She commanded the driver to proceed in a convoluted fashion through the busiest parts of the city. Barely had their gears clunked into place did she observe her tail hailing a cab of her own. Then she was lost around a corner. Hargreaves waited a good four turnings before alighting from the cab in a darkened alley full of Venetian archways. In a manner of speaking, she did not so much alight as hoist herself out of the cab’s skylight onto a passing archway.
She observed the bumbling passage of another cab, a
coach, in fact, able to seat six. She dared not peer into the windows from her vantage point atop the arch, but Hargreaves possessed the single most useful tool in the Metropolitan Police Service arsenal: her notebook. Within its leaves were written a set of directions. As she did not know the way, these were taken down at the preference of her own cab driver. The middle-aged, dun-colored fellow had been quite keen at participating in some tuppenny spy fiction nonsense. Hargreaves had, of course, couched it in terms of a game between members of the idyllic gentry.
Climbing across verandas and through gardens, the Inspector soon reached the agreed spot. Her conservative travelling dress was well made for the activity, sliding in and out of place with cunningly cut panels and slits.
Between two lazy townhouses, she crouched behind a nook of masonry perched atop a loosely trafficked bit of road. In a moment, she recognized the scuffed black of her cab rumble by, followed inconspicuously by the heavy coach.
This happened twice more, before the coach overtook the little cab and swung out in front, stopping not four paces from Hargreaves’ hiding spot.

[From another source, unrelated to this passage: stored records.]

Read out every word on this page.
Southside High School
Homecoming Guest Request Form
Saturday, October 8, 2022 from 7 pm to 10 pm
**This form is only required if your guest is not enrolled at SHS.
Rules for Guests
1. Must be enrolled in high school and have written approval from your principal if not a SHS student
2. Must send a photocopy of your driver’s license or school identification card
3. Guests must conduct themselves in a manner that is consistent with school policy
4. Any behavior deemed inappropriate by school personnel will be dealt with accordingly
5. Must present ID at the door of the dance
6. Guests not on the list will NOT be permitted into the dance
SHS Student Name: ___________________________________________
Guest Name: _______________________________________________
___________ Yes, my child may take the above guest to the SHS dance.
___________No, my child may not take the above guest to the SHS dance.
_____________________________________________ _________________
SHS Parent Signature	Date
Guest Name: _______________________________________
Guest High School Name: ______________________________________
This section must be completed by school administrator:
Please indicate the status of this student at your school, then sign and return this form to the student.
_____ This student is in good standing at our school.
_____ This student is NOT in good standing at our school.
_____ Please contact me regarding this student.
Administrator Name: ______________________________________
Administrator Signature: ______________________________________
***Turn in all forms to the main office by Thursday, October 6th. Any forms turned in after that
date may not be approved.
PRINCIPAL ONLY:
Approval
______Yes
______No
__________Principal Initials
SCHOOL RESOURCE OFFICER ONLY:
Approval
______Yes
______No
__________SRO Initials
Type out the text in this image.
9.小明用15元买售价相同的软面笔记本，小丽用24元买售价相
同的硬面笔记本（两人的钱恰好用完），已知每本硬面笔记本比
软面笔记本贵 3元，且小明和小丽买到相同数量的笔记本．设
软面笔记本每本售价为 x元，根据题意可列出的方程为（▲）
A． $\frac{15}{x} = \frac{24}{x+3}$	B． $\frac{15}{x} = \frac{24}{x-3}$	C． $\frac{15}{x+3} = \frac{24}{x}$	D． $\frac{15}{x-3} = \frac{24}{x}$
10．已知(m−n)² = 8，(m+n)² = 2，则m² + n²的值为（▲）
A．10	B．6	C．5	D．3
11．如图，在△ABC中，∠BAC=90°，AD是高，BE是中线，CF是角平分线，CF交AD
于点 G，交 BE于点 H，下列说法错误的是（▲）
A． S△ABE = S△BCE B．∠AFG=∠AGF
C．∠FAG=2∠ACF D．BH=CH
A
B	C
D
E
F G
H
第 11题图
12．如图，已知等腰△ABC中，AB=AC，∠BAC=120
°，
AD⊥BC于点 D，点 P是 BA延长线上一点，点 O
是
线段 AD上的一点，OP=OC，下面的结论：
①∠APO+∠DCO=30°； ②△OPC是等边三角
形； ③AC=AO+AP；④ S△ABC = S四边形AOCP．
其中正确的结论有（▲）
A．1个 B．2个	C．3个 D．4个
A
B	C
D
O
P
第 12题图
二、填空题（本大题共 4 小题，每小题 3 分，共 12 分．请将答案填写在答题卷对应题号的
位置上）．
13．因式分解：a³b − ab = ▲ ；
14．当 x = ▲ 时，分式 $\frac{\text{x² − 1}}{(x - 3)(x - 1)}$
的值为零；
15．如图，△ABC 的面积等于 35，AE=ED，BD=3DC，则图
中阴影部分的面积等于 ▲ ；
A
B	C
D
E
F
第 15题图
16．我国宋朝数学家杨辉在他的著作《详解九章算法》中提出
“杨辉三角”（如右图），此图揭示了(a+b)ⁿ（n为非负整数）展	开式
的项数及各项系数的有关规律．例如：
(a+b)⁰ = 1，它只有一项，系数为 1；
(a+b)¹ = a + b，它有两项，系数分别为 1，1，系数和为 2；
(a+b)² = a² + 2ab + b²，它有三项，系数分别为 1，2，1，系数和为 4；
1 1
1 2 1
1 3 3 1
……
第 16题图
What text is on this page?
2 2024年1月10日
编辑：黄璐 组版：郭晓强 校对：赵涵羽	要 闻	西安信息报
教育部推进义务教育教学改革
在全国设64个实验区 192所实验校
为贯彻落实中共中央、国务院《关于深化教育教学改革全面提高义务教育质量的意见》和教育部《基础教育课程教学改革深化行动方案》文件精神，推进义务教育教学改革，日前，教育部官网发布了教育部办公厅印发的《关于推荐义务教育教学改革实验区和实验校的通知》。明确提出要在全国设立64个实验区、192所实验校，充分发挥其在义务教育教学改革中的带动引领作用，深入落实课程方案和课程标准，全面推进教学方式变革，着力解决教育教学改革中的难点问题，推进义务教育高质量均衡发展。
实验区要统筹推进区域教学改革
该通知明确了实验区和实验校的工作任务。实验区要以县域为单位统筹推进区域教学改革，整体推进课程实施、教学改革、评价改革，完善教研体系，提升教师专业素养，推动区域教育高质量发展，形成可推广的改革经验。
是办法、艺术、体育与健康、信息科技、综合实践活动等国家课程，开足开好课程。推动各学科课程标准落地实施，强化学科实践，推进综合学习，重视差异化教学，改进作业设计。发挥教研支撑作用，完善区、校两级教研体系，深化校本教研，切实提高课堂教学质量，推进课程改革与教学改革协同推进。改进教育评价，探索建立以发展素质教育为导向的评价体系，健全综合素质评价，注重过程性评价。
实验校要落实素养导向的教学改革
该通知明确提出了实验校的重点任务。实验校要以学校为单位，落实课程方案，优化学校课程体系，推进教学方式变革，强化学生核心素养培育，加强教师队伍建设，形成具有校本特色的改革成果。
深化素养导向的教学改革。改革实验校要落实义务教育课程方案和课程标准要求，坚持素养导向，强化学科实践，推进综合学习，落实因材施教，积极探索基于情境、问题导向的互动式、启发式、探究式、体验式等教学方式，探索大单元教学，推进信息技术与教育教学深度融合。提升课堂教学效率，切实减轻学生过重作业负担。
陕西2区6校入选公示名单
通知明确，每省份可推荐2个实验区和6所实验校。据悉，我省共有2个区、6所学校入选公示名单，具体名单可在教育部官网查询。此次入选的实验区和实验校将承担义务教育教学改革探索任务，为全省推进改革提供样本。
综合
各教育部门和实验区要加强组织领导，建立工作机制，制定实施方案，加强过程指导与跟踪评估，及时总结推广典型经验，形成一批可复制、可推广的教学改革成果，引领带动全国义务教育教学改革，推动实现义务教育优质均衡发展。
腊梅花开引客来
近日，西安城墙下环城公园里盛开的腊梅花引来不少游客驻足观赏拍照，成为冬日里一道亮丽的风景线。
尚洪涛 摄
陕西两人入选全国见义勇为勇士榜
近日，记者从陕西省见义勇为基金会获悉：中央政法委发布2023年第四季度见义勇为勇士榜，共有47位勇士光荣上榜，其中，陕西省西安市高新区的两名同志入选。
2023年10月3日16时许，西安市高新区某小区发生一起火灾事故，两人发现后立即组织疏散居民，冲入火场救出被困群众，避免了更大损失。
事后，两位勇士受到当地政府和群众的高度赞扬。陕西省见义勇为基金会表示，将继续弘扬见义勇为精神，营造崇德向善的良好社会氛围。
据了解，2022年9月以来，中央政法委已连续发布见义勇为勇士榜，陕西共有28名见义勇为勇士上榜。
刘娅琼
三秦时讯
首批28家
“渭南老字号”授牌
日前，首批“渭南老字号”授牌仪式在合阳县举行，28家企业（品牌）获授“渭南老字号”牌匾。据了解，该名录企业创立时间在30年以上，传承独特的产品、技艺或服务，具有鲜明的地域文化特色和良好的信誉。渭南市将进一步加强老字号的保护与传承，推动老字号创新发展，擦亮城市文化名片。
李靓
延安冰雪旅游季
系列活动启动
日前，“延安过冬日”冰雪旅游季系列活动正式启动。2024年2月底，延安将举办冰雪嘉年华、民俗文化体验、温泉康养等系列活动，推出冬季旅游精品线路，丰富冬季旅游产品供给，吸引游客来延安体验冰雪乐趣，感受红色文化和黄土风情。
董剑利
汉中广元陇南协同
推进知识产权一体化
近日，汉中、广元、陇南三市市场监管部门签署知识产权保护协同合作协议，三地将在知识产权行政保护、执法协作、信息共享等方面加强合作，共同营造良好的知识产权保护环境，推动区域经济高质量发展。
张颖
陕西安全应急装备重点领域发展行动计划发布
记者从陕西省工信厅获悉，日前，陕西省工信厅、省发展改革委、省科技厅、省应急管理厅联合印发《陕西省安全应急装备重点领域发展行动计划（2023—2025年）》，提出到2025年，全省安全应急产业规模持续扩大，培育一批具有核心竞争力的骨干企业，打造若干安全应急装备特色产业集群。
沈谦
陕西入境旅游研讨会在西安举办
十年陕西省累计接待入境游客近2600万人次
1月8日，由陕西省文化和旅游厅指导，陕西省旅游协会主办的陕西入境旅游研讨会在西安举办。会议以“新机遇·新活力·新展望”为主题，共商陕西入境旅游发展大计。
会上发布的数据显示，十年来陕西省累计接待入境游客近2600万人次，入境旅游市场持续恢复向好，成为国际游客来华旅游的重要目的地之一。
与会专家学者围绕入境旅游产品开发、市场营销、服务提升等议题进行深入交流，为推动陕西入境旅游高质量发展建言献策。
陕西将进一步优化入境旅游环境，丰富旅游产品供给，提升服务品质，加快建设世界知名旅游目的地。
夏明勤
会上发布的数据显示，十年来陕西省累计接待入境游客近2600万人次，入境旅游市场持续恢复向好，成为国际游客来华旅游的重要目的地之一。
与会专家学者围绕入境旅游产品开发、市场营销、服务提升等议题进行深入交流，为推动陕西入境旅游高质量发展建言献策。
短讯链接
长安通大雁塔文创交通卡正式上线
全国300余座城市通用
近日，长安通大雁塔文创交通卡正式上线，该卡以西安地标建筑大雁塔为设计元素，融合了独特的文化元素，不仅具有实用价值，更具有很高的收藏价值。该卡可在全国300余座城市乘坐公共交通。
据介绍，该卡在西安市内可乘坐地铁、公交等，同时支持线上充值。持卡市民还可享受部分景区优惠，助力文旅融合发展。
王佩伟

With the precision of a well-trained team, four men swung out of the coach and accosted the cab. None of them matched; they looked assembled out of various berets, suits, and jackets, from all walks of life. Her original pursuer, the black-and-scarlet woman, followed close behind. Hargreaves was treated to their shock as they opened the cab and found only her duster and some plush cushions tumbling out. She had paid the driver to continue driving about with her duster propped up in the back, in a rough facsimile of Hargreaves herself, perhaps slouched to read her recently acquired sheaf of papers. Evidently infuriated, the pursuers yanked open the driver’s side door and began to yell.
There was a moment of gut-wrenching panic. Hargreaves had formulated her plan with all the training the Service had bequeathed an Inspector of her caliber, but it had still been a plan concocted on the fly, with what resources she possessed. All manner of things could go wrong. A secondary stalker might place his hands round her neck the very next moment. There might be well-trained marksmen in the group, able to guess, then spot every place Hargreaves could be hiding. She was an Inspector, not a seasoned operative of British Intelligence. Murphy’s Law haunted Hargreaves’ brow, a spectre of uncertainty. Worst of all, she had no idea whom these people might be working for. For all she knew, they had been given leave to kill or torture someone like her innocent driver simply for crossing their path.
“Good man,” Hargreaves murmured as she watched the exchange, and breathed a sigh of relief. Her driver turned out to be a darn good thespian, feigning surprise good enough for the picture house.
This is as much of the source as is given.